Alison thought about it, but after a moment answered, 'The spells I cast sometimes go wrong. Especially the speechless ones. I've always put it down to absent-mindedness on my part, but maybe it's not just that.' She paused. 'Sometimes, on very rare occasions, they turn back at me.'

'Do you know the reason for all of this?'

'I'm sorry, no.'

'I'll have to ask your aunt the same things. Warn her, if you must. We need to find out the roots in order to know how to treat Jane.'

Snape was thoughtful. He had expected Alison to know more than Jane, but the battle was not yet lost.

After another half day of standing around Jane's bed, Severus decided he was hardly of any use here and convinced Alison to take him to their aunt. The old woman greeted him with a hug, obviously informed by the headmaster and Alison what he had done for her niece. She hurried to seat him in front of the fire, as it was foggy outside, and served tea with biscuits. Severus barely forced himself to eat one because he remembered that Jane had made some for him at the beginning of the school year.

Since they had been silent for too long, Alison called out, 'Aunt Charlotte, Professor Snape wants to ask you about the family history and some particulars regarding Jane's condition.'

'I think that's the key to her recovery,' he added. 'So please tell me everything you know about the family.'

'You won't find most things interesting,' Aunt Charlotte hesitated. 'But I'll tell you anyway. Our lineage was started by a witch named Amanda Undead six generations before me. She had a husband and two daughters, but her husband died – he drowned in the river. An accident. It isn't known what happened to one daughter, but the other was my great-great-great-grandmother. From there follows a long story in which many baby girls were born with the Undead surname. A large part of them survived, but few produced offspring. Nevertheless, something always happened to their men – whether it was dragon pox or some unfortunate accident, the Undead women were left without a husband very early.
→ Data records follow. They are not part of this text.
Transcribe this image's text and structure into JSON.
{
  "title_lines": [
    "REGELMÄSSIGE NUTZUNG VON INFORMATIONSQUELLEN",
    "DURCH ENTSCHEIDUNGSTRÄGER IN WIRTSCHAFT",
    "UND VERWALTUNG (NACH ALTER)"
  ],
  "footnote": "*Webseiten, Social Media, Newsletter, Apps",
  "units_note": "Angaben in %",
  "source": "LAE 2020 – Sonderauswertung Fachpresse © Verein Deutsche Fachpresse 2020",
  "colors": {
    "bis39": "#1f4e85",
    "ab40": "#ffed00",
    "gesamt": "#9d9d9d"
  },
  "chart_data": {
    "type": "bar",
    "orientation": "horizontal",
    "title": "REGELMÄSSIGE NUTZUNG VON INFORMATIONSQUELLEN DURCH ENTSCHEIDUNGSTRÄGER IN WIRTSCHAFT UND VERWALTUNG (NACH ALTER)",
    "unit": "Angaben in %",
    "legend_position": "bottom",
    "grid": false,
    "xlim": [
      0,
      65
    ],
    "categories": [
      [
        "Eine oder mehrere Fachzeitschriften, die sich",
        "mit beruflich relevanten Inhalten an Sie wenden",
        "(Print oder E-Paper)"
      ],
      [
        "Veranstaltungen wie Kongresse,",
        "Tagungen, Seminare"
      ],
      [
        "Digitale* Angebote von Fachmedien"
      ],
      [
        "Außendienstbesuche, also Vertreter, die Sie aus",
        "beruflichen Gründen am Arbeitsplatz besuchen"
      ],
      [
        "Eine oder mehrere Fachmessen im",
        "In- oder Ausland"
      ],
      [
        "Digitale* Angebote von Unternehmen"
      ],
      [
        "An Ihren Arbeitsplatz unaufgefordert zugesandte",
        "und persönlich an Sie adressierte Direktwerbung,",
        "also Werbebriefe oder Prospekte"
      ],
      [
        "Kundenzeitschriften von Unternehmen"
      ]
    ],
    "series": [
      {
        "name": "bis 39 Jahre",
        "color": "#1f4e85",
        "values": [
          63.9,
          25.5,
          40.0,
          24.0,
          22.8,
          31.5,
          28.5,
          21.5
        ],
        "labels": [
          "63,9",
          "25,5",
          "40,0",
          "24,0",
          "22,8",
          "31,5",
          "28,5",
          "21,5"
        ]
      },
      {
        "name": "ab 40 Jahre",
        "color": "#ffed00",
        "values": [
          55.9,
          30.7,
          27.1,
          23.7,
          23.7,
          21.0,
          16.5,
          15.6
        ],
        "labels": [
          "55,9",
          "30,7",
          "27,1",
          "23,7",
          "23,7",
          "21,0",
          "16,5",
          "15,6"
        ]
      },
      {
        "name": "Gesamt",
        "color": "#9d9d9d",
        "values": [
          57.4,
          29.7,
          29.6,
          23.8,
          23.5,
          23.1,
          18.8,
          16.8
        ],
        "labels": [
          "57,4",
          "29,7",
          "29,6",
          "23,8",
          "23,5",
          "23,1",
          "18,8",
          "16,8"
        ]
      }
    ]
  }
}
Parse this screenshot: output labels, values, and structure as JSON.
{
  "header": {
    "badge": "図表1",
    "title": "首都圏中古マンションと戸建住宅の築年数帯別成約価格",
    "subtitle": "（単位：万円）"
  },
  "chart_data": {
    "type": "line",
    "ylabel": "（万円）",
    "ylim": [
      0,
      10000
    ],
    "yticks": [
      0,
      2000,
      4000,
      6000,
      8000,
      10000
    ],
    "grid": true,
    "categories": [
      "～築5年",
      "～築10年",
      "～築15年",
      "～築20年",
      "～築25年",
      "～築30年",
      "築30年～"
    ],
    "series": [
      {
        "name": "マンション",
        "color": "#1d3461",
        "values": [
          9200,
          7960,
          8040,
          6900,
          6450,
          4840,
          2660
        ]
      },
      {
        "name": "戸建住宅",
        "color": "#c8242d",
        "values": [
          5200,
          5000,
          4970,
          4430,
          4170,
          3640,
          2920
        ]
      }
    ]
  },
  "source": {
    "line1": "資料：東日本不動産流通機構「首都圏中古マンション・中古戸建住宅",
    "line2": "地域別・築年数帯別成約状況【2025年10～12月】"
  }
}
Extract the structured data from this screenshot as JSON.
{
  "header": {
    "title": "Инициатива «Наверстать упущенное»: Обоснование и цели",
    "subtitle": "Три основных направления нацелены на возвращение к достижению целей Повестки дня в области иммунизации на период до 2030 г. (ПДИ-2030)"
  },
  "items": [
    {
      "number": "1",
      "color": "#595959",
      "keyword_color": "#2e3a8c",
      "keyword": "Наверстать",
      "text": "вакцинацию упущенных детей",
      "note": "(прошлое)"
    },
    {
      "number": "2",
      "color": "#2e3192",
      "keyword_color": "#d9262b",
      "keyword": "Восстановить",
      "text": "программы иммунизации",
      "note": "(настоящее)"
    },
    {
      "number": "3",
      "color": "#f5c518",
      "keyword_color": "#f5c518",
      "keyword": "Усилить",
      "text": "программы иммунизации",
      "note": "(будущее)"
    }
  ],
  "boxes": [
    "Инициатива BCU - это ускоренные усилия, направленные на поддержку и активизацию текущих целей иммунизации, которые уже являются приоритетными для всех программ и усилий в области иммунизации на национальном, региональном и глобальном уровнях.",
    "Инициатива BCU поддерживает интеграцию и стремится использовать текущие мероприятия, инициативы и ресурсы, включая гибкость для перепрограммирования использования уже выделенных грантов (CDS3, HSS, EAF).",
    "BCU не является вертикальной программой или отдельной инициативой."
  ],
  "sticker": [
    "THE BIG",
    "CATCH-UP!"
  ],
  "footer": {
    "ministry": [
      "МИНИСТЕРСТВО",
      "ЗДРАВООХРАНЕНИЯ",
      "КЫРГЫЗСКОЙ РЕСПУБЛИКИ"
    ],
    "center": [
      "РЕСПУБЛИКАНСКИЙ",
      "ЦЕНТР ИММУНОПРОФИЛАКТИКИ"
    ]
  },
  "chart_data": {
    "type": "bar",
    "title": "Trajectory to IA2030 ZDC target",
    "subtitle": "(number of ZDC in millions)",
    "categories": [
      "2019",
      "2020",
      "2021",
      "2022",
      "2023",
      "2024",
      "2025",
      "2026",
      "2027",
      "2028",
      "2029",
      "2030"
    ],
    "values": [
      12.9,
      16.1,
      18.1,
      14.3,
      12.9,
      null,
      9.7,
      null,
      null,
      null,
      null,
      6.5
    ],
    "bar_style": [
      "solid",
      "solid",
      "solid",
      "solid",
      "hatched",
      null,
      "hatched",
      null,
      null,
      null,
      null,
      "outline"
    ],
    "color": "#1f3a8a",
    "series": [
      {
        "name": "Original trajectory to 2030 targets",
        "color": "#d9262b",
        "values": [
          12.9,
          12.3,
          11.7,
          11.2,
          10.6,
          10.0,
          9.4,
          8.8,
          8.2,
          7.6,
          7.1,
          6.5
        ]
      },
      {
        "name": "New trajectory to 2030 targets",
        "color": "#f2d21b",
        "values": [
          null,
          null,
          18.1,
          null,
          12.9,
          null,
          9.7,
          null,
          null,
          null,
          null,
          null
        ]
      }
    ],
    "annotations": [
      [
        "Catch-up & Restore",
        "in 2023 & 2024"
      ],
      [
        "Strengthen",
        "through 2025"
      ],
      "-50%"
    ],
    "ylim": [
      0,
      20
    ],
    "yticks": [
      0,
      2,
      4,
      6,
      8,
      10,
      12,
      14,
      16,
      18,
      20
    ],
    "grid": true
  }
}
So if you're looking for something in our genealogy to help you, look for it in the female line. Men are irrelevant in this case. I don't know my father, and neither does Susan. We weren't even sure he was the same. My mother kept quiet about it. I'm afraid that's all I can offer you.'

'My father died on an expedition,' Alison said in support of her aunt's words.

'And where did your ancestors live?' he asked.

'Oh, everywhere,' the aunt answered. 'We lived with my mother in Darbyshire and my grandmother – in Sussex. It seems that each new generation, in its desire to separate itself from the previous one, went to live in another county.'

Severus also questioned her about her special abilities, but he didn't glean more than Jane had told him. He stayed another half hour out of politeness and left for London, saying he was going to the London Library.